Alors que la tendance est au mobile payment, le défi restera de convaincre ce type de commerçants qui affichent des craintes liées essentiellement à la traçabilité et à la fiscalité. Des appréhensions qui ne sont pas justifiées, selon l’ensemble des intervenants au webinaire, puisque les différentes autorités ont pu mettre en place un moratoire de cinq ans sur les revenus issus du m-wallet.
D’autres freins ont été identifiés, notamment ceux liés à la commission (à partir de 0,8%), cette dernière pouvant se révéler élevée pour certains commerçants. La commission comprend les frais d’interchange et des frais d’infrastructures technologiques par HPS SWITCH. «Nous travaillons avec la Banque centrale pour que les frais d’interchange soient les plus faibles possible», explique Naciri. Des travaux sont également en cours pour renégocier ces taux à la baisse et les corréler à la taille des commerçants et distributeurs. À cela s’ajoute une aversion au secteur bancaire, dont l’offre semble trop chère et peu adaptée aux petits commerçants.
Opération séduction
Conscient des nombreuses réticences, l’ensemble de l’écosystème des affaires s’est mobilisé pour convaincre ces commerçants. La Fédération des métiers de la distribution des produits de grande consommation, Tijara 2020, a d’ailleurs consacré une commission au paiement dématérialisé en vue de contribuer au développement du secteur. Cette commission «e-commerce» sera ainsi prise en charge par le directeur de Jumia. La fédération a également conclu une convention avec le CMI permettant l’accélération de la digitalisation des paiements au bénéfice des membres de la fédération et de leurs clients. La convention vise notamment l’équipement de la flotte de commerçants, et s’accompagnera de cycles de formation.

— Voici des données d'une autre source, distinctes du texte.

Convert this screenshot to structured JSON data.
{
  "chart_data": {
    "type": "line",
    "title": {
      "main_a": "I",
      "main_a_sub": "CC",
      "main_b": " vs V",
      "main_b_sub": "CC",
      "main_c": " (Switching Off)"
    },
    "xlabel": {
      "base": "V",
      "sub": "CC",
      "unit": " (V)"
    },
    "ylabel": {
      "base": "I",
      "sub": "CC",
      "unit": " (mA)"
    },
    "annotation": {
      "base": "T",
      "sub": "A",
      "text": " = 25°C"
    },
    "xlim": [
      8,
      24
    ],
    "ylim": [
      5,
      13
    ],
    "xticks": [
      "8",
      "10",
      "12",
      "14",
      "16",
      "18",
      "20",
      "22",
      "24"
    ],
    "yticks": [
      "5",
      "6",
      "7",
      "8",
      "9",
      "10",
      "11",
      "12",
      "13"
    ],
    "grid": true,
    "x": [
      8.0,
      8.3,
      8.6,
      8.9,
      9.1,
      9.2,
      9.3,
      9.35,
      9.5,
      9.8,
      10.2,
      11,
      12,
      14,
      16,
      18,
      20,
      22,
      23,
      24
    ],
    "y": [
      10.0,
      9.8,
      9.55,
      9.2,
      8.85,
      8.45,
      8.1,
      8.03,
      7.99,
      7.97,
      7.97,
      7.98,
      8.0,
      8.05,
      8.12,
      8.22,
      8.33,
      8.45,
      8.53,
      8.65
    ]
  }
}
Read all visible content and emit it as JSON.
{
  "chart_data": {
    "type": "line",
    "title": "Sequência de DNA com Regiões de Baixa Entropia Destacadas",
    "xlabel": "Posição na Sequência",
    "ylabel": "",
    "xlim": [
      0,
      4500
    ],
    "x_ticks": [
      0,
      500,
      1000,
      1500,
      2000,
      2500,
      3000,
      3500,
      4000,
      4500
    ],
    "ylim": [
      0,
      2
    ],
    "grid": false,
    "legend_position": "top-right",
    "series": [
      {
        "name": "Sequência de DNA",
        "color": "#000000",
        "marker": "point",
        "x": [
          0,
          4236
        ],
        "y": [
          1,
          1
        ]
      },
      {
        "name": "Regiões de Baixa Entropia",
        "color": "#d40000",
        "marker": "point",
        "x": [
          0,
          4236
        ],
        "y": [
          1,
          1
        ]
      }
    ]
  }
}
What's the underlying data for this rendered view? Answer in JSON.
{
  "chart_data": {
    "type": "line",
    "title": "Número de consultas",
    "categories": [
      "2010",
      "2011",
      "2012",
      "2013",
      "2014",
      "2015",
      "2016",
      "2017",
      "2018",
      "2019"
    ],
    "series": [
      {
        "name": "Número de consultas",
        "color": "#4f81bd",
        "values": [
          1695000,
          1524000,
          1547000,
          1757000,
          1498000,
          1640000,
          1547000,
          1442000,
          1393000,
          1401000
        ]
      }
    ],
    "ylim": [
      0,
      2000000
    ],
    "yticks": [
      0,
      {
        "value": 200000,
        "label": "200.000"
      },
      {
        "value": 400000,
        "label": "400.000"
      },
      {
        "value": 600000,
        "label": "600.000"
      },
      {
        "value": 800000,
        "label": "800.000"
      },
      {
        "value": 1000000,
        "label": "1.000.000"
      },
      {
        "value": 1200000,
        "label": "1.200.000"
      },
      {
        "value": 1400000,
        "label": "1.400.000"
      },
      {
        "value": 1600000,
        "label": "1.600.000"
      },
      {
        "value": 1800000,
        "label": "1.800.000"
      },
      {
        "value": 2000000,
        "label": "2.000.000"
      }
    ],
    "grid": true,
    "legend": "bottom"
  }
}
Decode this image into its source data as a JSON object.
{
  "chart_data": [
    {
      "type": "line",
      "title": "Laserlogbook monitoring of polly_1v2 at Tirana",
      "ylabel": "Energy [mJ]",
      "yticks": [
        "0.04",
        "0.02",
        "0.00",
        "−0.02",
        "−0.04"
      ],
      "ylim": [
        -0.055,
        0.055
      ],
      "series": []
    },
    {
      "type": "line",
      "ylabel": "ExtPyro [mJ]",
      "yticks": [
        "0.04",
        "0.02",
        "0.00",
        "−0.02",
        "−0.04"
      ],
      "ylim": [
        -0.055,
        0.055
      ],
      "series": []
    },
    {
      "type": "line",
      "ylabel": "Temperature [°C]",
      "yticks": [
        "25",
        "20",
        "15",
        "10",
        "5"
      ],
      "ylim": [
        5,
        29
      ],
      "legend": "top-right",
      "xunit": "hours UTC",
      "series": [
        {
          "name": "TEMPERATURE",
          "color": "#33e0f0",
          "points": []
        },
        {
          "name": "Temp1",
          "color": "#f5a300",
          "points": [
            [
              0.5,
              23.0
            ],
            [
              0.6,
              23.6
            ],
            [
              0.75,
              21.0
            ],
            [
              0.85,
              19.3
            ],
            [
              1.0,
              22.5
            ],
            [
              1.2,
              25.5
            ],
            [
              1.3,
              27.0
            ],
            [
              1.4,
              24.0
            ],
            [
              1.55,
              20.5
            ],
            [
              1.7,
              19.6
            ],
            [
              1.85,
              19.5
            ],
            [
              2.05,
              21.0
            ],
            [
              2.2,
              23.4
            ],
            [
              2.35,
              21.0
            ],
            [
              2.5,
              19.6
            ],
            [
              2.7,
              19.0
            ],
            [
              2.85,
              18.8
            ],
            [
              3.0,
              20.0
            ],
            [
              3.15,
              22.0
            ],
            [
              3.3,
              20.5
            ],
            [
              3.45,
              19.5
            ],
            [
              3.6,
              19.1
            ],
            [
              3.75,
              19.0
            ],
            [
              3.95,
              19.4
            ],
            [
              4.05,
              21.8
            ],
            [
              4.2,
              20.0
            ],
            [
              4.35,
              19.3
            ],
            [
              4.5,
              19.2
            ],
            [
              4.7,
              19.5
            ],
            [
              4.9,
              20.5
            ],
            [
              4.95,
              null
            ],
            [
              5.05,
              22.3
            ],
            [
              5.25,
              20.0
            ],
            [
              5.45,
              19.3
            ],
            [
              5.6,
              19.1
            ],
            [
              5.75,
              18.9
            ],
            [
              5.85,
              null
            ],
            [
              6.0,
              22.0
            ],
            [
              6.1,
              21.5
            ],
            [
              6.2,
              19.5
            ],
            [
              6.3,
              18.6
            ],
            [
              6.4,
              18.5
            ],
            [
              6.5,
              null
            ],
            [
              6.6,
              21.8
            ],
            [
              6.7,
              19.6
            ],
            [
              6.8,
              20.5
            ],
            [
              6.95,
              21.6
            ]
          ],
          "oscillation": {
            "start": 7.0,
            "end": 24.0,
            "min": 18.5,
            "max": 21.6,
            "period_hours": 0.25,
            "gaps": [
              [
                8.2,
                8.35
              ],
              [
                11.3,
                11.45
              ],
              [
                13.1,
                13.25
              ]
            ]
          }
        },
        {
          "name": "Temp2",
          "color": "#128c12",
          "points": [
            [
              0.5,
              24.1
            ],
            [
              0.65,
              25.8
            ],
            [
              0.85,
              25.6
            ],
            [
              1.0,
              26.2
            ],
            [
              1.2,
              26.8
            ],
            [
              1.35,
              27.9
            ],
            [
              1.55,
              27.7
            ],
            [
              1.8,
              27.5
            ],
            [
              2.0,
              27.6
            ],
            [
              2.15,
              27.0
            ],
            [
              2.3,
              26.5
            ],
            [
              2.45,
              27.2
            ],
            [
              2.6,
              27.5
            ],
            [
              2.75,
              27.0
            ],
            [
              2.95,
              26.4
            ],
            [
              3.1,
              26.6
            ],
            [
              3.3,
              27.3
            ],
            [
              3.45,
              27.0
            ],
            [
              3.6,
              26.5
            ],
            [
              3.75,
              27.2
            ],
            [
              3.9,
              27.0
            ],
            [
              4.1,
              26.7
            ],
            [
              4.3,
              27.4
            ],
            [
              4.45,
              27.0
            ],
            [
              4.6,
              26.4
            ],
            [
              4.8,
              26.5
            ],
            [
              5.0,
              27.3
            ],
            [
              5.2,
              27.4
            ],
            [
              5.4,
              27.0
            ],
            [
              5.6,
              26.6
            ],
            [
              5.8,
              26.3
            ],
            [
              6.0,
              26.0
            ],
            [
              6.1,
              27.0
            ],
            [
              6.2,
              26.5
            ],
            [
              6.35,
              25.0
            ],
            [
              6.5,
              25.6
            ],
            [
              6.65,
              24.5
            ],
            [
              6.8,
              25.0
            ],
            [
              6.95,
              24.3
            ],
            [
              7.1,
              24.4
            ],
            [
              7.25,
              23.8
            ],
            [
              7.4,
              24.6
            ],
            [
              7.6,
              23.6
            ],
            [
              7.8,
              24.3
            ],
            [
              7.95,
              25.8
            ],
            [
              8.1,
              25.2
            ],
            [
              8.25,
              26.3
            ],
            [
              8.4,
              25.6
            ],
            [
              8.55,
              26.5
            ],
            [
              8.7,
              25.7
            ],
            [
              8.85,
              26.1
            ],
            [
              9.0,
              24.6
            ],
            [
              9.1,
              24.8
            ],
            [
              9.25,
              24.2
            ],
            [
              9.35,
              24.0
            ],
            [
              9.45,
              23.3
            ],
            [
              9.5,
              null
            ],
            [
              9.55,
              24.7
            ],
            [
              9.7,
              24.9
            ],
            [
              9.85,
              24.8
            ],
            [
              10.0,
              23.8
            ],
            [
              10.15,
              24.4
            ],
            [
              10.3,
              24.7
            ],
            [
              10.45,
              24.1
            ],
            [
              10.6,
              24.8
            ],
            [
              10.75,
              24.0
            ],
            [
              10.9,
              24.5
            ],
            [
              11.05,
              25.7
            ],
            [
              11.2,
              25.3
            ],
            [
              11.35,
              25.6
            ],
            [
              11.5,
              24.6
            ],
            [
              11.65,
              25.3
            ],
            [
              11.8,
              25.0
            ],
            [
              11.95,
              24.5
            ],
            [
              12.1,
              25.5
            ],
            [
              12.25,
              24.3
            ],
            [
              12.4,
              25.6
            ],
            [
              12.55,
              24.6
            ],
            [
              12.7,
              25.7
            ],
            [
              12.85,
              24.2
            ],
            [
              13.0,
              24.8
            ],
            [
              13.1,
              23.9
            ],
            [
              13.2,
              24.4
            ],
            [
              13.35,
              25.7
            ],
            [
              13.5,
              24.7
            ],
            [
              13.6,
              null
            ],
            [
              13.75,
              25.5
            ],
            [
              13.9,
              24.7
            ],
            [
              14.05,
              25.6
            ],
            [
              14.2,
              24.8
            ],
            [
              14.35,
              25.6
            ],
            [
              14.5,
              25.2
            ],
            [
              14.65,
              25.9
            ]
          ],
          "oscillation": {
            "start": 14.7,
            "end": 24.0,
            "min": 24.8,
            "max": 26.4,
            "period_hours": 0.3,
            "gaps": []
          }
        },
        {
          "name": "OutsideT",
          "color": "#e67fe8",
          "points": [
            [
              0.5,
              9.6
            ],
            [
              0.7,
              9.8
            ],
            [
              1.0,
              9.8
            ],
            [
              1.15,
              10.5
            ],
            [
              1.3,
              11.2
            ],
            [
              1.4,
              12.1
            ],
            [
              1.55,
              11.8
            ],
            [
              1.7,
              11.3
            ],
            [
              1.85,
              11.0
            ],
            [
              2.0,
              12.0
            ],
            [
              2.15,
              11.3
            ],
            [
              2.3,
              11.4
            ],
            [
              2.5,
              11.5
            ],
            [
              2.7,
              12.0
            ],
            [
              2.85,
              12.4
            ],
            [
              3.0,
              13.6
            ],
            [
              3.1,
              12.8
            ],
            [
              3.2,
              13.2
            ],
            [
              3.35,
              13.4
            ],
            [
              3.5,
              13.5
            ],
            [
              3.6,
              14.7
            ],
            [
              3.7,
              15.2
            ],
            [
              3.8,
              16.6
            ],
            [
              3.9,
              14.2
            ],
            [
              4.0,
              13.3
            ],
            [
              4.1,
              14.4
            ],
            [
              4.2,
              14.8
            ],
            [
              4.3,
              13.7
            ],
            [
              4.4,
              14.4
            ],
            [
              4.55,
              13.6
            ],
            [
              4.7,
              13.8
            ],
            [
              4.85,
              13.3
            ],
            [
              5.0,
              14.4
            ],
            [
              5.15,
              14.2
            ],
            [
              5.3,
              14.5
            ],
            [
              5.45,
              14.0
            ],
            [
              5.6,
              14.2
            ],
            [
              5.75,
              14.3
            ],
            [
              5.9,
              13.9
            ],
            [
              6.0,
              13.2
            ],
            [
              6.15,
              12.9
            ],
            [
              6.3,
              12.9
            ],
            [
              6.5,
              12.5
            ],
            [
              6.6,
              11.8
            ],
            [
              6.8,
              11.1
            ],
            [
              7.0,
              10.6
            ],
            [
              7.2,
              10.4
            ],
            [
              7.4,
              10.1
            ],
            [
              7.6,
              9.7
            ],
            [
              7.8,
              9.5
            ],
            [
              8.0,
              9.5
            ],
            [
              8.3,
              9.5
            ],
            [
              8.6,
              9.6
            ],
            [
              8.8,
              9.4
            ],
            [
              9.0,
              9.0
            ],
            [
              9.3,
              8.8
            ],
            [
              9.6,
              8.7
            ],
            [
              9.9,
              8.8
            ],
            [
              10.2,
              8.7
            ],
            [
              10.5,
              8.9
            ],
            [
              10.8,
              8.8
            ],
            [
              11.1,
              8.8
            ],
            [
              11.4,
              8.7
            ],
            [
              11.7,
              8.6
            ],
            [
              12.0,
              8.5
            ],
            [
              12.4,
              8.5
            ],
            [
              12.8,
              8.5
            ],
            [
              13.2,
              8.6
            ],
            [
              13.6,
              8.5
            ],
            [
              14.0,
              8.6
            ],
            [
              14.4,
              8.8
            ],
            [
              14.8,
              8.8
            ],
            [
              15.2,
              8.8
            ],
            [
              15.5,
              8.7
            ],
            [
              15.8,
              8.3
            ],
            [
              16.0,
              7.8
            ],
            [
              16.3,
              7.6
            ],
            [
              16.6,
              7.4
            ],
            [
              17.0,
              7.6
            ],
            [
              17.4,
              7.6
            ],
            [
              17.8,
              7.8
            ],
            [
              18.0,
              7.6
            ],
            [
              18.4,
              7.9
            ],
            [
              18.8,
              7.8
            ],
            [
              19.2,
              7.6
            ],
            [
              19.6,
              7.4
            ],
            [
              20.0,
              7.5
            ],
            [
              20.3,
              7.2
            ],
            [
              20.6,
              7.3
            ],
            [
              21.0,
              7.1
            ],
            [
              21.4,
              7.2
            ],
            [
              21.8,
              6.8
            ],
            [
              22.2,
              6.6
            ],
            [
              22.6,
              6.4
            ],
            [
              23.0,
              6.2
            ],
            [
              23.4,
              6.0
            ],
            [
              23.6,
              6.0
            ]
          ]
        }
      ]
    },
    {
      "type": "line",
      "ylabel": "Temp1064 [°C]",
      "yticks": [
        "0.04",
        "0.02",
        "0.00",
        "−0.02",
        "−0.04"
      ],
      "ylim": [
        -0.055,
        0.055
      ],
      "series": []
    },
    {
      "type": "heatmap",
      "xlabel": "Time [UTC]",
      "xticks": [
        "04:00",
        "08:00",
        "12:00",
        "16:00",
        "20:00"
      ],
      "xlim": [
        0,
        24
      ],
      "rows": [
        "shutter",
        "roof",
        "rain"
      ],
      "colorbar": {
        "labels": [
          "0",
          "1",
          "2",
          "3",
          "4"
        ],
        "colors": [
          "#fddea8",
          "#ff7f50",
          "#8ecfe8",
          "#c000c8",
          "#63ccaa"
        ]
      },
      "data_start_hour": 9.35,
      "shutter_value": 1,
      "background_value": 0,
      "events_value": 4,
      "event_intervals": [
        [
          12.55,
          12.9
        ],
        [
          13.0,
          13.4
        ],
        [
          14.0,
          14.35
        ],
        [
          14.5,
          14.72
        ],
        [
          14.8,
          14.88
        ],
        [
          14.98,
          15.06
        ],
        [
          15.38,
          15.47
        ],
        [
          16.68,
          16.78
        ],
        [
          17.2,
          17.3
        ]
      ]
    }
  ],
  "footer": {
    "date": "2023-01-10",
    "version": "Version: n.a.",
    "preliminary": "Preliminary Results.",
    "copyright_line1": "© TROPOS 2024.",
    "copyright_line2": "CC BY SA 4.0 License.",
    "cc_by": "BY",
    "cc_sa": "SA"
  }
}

«Plusieurs interactions sont en cours avec le ministère de tutelle pour un projet de convention visant la mise en place d’un forum de formation au niveau des régions afin de sensibiliser les commerces de proximité à la dématérialisation des transactions commerciales», annonce Mohamed Wajih Sbihi, président de la fédération. De son côté, le ministère du Commerce assure que la thématique de la dématérialisation des modes de paiement est bel et bien présente dans son plan de relance 2021-2023. En plus du projet pilote du programme Tayssir, le ministère planche sur trois autres projets en lien avec la modernisation du secteur. À commencer par la mise en place d’un incubateur pour accompagner les startups dans le domaine du digital, la signature d’un pacte avec Maroc PME et les chambres de commerce en vue de favoriser la dématérialisation des petits commerçants. À cela s’ajoutent les travaux de généralisation du mobile payment en collaboration avec les différentes associations de commerçants, les chambres de commerce et la Banque centrale. Cette dernière assure de son côté participer activement à la construction d’un écosystème sain pour le développement du mobile payment en jetant les bases légales et réglementaires nécessaires.